- Born: Gerónima Cruz September 22, 1915 Ohkay Owingeh, New Mexico
- Died: January 2, 2015 (aged 99) Albuquerque, New Mexico
- Citizenship: Ohkay Owingeh Pueblo and American
- Education: The Studio School
- Known for: Painting
- Style: Studio Flatstyle painting
- Awards: Santa Fe Living Treasure (2004),

= Gerónima Cruz Montoya =

Native American painter from New Mexico (1915–2015)

Gerónima Cruz Montoya (Potsunu) (September 22, 1915 – January 2, 2015) was an Ohkay Owingeh Pueblo artist and educator from New Mexico. She taught Native American artists at the Studio at the Santa Fe Indian School.

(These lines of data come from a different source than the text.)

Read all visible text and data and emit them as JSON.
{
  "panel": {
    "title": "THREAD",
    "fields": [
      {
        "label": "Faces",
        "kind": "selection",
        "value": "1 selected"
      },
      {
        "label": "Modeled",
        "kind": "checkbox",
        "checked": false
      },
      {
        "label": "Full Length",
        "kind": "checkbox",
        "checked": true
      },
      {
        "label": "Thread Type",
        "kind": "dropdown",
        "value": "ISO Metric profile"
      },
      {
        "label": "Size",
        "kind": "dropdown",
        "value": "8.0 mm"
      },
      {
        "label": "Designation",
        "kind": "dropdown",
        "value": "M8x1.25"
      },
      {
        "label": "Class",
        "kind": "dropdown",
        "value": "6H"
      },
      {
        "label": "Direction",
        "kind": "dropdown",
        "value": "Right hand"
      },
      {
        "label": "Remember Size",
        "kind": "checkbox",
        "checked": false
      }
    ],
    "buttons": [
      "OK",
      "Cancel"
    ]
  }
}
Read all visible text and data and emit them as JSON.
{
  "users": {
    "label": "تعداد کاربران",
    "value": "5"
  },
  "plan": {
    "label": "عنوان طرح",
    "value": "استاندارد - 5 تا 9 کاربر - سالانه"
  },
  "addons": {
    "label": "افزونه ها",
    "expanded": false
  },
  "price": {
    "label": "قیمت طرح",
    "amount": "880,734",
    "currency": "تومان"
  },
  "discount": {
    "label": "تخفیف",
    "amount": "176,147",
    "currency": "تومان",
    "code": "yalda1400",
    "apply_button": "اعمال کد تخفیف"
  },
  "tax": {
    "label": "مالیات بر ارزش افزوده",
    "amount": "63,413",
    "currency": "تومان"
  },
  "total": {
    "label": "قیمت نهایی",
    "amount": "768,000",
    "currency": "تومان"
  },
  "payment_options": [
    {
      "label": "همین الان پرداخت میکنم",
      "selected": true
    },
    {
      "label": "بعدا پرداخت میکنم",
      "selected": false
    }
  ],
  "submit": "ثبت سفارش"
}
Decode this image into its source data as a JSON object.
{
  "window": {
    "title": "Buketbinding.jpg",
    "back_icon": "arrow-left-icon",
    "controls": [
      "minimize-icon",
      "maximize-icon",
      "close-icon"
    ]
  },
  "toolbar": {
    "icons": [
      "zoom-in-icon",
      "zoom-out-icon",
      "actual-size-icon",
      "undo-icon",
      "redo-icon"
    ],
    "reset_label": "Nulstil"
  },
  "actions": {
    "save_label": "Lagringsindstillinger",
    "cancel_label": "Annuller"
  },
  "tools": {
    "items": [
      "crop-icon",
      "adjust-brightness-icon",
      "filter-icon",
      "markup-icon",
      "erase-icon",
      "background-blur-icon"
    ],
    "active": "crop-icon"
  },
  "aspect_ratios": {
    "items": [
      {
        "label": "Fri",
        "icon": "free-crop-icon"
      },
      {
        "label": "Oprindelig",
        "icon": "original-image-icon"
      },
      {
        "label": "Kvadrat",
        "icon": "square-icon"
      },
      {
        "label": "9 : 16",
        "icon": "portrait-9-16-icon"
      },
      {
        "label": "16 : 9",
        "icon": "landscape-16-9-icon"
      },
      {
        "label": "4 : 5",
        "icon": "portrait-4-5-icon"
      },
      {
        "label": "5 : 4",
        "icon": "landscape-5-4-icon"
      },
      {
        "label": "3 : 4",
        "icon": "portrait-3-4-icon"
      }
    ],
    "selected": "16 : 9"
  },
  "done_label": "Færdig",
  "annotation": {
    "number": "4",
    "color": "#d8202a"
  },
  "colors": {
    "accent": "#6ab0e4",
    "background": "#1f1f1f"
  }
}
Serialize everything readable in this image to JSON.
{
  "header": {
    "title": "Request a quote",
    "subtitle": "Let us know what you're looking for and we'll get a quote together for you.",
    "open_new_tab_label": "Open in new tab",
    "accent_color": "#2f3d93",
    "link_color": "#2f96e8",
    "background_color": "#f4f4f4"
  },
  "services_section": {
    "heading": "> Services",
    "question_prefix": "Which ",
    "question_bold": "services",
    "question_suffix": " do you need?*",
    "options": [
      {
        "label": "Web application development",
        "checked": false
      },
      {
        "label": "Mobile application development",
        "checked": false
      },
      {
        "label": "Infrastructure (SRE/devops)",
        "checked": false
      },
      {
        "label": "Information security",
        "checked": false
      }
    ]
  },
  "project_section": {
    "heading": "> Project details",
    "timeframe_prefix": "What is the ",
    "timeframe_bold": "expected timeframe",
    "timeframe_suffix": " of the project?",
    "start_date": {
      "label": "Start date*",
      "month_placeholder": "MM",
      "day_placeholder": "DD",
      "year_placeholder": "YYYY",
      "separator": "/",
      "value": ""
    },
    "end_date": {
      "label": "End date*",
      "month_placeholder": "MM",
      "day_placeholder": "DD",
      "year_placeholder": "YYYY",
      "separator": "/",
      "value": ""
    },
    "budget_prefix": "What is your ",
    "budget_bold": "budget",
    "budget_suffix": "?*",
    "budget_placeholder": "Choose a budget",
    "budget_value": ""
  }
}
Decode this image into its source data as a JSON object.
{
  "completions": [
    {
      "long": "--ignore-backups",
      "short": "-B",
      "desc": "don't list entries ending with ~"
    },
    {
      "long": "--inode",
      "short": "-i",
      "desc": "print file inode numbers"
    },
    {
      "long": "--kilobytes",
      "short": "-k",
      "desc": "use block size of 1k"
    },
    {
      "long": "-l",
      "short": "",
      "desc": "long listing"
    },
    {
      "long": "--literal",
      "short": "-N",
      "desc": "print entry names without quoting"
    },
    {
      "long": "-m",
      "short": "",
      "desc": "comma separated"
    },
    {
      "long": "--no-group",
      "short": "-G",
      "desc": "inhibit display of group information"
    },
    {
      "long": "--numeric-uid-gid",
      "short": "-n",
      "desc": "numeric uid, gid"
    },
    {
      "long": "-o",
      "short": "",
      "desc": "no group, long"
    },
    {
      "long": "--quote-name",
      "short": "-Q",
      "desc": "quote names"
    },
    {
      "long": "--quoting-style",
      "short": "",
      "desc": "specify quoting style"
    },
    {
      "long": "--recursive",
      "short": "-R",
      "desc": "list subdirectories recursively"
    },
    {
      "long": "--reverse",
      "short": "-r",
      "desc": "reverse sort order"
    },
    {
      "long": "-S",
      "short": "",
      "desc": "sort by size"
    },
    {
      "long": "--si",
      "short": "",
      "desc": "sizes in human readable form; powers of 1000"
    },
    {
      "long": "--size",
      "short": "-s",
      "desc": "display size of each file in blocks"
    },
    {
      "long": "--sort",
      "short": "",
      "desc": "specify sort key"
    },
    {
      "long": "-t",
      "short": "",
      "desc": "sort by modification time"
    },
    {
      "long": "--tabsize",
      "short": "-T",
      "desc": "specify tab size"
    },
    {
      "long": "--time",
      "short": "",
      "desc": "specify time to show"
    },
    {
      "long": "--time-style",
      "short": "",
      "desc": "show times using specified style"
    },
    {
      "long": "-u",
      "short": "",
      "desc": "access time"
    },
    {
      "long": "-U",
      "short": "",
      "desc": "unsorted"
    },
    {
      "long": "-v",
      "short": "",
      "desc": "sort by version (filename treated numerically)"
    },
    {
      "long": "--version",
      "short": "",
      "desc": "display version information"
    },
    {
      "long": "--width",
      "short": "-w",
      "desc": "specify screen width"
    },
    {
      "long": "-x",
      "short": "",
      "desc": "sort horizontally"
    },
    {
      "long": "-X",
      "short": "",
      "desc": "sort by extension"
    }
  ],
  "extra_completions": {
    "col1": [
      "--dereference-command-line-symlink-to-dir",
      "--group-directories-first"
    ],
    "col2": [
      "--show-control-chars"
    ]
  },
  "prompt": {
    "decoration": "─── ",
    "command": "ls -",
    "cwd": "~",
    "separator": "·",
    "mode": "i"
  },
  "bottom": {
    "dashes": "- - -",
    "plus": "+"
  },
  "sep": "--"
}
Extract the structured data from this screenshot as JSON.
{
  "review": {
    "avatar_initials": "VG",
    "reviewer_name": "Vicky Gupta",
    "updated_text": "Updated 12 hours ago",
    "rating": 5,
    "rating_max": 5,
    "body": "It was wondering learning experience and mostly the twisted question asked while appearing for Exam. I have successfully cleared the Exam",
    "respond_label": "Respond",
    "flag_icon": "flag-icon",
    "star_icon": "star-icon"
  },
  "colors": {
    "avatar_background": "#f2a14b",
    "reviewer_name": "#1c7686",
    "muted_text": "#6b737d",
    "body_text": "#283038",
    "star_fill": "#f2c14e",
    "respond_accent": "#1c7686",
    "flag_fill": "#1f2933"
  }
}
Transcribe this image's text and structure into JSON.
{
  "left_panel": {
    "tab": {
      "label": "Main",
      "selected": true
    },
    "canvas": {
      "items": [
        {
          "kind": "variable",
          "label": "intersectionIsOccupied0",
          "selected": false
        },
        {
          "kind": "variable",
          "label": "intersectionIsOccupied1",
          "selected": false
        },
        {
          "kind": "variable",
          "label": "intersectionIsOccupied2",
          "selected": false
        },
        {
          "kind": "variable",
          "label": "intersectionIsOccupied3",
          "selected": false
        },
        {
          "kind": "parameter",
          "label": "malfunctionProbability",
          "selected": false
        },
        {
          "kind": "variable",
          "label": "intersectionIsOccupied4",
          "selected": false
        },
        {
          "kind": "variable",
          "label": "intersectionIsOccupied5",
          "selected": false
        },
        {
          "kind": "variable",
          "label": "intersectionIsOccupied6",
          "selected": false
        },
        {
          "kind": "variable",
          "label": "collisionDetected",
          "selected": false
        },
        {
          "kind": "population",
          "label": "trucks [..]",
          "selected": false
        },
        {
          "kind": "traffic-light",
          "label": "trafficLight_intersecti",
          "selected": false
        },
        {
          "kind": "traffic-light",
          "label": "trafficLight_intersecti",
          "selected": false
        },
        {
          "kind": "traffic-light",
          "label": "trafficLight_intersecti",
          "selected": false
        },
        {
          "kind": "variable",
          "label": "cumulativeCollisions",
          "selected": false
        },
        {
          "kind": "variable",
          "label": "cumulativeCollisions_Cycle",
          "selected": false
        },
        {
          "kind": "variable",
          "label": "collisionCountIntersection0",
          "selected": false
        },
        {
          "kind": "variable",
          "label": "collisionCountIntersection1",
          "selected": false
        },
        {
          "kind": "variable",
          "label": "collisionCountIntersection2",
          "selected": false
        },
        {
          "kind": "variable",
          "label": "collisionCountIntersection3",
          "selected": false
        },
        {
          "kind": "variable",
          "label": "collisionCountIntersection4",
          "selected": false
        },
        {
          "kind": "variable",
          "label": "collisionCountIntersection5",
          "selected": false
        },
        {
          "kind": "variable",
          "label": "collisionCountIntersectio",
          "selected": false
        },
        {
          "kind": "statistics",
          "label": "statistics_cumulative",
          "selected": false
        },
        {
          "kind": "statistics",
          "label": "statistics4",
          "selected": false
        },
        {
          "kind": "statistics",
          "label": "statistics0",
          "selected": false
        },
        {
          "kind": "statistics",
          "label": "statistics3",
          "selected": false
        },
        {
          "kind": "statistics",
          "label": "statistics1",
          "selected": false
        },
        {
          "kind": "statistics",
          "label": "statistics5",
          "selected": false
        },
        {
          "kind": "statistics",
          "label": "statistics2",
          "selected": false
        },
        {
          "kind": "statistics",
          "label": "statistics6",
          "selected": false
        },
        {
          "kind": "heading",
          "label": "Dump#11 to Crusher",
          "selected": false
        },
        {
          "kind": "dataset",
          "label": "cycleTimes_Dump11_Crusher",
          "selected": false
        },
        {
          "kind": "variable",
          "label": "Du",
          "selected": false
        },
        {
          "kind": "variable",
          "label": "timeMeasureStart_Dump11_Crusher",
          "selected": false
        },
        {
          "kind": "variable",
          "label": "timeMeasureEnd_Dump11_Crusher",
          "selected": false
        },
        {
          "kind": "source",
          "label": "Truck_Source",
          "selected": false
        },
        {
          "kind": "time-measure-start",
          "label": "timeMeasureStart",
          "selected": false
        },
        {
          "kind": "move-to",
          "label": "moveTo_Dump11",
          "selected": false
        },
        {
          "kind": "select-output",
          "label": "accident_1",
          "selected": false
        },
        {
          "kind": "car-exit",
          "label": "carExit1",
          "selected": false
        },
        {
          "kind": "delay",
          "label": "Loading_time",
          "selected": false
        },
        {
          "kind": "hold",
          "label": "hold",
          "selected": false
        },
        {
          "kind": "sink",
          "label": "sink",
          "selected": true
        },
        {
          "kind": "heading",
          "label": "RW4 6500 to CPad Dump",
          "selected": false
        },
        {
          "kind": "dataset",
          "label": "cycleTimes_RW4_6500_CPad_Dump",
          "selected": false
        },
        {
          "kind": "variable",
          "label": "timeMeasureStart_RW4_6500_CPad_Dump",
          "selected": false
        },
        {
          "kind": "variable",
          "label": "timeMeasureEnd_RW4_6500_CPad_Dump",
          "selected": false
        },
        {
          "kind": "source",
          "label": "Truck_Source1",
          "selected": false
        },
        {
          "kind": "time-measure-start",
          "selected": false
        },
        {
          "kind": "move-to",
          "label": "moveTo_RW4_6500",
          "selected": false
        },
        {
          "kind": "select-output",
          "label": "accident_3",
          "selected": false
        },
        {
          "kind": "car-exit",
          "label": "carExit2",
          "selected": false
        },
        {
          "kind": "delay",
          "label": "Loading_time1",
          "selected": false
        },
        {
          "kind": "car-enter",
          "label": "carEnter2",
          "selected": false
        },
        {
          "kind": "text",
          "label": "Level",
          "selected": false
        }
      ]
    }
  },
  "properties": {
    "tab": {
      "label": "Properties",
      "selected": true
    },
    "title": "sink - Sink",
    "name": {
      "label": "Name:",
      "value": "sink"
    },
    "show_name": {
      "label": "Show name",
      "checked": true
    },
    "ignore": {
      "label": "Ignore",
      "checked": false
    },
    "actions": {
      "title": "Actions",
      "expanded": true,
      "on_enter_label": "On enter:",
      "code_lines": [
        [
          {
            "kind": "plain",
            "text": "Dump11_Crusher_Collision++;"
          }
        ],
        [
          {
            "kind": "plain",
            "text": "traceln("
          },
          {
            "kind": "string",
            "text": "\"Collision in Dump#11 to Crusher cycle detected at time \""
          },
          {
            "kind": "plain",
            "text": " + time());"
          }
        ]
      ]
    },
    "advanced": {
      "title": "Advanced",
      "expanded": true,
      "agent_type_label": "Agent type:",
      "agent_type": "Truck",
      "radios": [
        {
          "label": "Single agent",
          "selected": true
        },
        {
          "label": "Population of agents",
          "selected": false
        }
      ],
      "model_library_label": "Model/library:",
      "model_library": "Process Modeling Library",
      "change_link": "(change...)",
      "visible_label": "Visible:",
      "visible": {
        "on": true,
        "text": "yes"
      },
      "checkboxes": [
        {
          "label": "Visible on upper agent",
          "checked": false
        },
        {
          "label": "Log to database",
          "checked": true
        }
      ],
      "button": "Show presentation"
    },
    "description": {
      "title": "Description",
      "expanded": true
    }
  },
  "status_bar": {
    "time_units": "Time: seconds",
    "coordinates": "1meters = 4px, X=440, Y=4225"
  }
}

==Early life and education==
Her parents were Pablo Cruz and Crucita Trujillo, both of Ohkay Owingeh, New Mexico, where she was born. Her Pueblo name is "Potsunu", meaning "shell", and it is with this name that she signs her work. Her mother was a well-respected potter, and it was from her that Montoya learned the basics. She then studied at the Santa Fe Indian School with Dorothy Dunn, from which she graduated as the valedictorian in her class in 1935, and at Claremont College.

==Career==
Montoya taught painting at the Santa Fe Indian School from 1937 until 1961. While Dorothy Dunn was known for developing the Studio program at the Indian School, 1932–37, Montoya was the first Native American to teach painting there for over 24 years. One of the students at the School during her time there was Tonita Peña's son Joe Herrera.

==Death and legacy==
For her work as both teacher and painter, Montoya was awarded the 1994 Art and Cultural Achievement Award by the National Museum of the American Indian. In 1963 Montoya started an art education program at Ohkay Owingeh and in 1968 she founded the Oke'Oweege Artistic Cooperative there. Montoya died on January 2, 2015, at the age of 99.